For more sophisticated workflows, Browser Use supports custom action functions that the agent can call. This lets the agent do things like read from a file or write to a database mid-task.

from browser_use import Agent, Controller
from browser_use.browser.context import BrowserContext

controller = Controller()

@controller.action("Save the result to results.txt")
def save_result(result: str):
    with open("results.txt", "a") as f:
        f.write(result + "\n")
    return "Saved successfully"

agent = Agent(
    task="Go to example.com/blog and save the title of each post to results.txt",
    llm=ChatOpenAI(model="gpt-4o"),
    controller=controller,
)

The agent can now call your save_result function when it decides it has data worth saving. This is the pattern for building agents that accumulate results across multiple pages without relying on the final return value alone.

Controlling Cost and Speed

LLM calls are the main cost here. Each page interaction sends the current page state (DOM, screenshot, or both depending on config) to the model for a decision. A simple task might cost 5-10 API calls. A complex 15-step task can cost 30-50.

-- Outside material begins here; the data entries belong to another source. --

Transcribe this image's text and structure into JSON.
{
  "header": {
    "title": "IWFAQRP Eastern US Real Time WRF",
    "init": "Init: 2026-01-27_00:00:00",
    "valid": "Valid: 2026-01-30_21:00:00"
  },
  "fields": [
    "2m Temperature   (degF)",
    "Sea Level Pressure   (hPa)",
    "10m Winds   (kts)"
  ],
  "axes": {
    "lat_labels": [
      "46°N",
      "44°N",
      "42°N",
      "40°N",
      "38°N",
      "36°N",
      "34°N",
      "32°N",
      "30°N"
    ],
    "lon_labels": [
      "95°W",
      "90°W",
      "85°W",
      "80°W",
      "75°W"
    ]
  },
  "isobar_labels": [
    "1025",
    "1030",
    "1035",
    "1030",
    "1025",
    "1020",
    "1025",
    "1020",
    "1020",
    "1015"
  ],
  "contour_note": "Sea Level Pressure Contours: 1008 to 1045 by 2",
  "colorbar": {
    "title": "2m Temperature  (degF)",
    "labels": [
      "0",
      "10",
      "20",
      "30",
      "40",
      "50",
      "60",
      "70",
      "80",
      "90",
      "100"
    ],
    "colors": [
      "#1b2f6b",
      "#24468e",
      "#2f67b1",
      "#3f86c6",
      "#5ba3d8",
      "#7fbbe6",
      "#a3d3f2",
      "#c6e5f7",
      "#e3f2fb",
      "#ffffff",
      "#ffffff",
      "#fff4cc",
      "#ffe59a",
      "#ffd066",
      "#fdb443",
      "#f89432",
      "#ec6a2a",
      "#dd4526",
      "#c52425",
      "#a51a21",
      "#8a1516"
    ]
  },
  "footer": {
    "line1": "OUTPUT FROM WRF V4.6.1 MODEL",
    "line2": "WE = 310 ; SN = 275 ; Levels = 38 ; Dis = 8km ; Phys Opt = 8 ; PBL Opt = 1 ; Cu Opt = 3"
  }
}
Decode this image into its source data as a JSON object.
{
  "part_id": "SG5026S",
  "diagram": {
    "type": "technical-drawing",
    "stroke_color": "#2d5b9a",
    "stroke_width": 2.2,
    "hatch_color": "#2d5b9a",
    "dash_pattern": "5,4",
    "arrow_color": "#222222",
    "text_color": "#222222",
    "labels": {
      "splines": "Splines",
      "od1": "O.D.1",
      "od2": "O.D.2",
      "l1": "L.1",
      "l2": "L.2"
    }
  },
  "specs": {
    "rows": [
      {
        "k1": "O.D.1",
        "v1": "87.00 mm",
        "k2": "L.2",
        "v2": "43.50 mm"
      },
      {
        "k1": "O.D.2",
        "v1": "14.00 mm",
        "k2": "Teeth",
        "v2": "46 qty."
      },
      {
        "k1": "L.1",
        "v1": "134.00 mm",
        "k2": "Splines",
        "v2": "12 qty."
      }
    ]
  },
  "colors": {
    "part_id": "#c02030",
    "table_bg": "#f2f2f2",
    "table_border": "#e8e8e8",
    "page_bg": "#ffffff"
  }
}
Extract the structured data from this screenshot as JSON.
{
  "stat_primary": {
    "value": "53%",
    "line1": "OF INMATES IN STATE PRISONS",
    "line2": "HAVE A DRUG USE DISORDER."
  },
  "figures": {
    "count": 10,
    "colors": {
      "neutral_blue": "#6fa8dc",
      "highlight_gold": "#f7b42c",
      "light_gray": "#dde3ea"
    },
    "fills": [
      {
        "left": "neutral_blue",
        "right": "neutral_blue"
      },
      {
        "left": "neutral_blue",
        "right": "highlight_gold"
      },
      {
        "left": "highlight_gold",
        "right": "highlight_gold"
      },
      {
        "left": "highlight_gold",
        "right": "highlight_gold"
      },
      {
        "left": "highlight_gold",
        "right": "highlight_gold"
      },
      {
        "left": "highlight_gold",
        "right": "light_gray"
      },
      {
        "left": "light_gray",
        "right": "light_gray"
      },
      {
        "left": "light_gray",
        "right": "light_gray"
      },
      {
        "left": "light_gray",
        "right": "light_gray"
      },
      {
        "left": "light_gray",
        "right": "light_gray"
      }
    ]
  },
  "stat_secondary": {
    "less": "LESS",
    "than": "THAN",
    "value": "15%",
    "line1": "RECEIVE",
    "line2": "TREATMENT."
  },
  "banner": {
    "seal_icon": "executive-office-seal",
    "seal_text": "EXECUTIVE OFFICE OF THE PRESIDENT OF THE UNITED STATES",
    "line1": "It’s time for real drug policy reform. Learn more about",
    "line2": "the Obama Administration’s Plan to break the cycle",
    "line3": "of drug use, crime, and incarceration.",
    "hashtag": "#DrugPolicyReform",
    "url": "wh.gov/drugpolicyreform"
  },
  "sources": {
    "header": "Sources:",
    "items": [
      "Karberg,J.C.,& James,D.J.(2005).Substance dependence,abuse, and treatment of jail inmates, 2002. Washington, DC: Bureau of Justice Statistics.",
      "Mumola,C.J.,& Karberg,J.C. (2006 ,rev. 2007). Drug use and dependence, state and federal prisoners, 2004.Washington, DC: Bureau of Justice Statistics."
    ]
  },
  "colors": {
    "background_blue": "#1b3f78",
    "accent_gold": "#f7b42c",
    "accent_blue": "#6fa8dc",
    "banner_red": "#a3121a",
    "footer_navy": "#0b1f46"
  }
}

On GPT-4o, each call runs about $0.01-0.03 depending on page complexity. Most tasks cost under $0.20. On GPT-4o-mini, costs drop significantly, but accuracy on complex pages drops too. I've found GPT-4o is worth the extra cost for anything involving forms or multi-step navigation, but GPT-4o-mini handles simple scraping tasks just fine.

To reduce unnecessary calls, keep tasks focused. A task that opens five pages and collects data from each costs more than five separate small tasks, but it's also easier to coordinate in a single agent run. There's a tradeoff.

When It Fails (and What to Do)

The most common failure mode is the agent getting "stuck" on a page it doesn't understand. It will try the same action two or three times, decide it can't proceed, and return an error.

When this happens:

Check the terminal trace to see which step it failed on
Simplify the task description for that specific step
Add a hint like "if you see a cookie banner, dismiss it first"
Consider breaking the task into two separate agent runs with the intermediate result passed between them

For production use, wrap the agent in a retry loop with a maximum of 2-3 attempts. Browser Use tasks that fail on the first try often succeed on the second with the same exact task string, because the LLM samples differently each run.

for attempt in range(3):
    try:
        result = await agent.run()
        break
    except Exception as e:
        if attempt == 2:
            raise
        print(f"Attempt {attempt + 1} failed: {e}, retrying...")

Browser Use isn't production-hardened in the same way a commercial tool is, but for the task categories it handles well, it's faster to deploy than writing and maintaining a full Playwright test suite.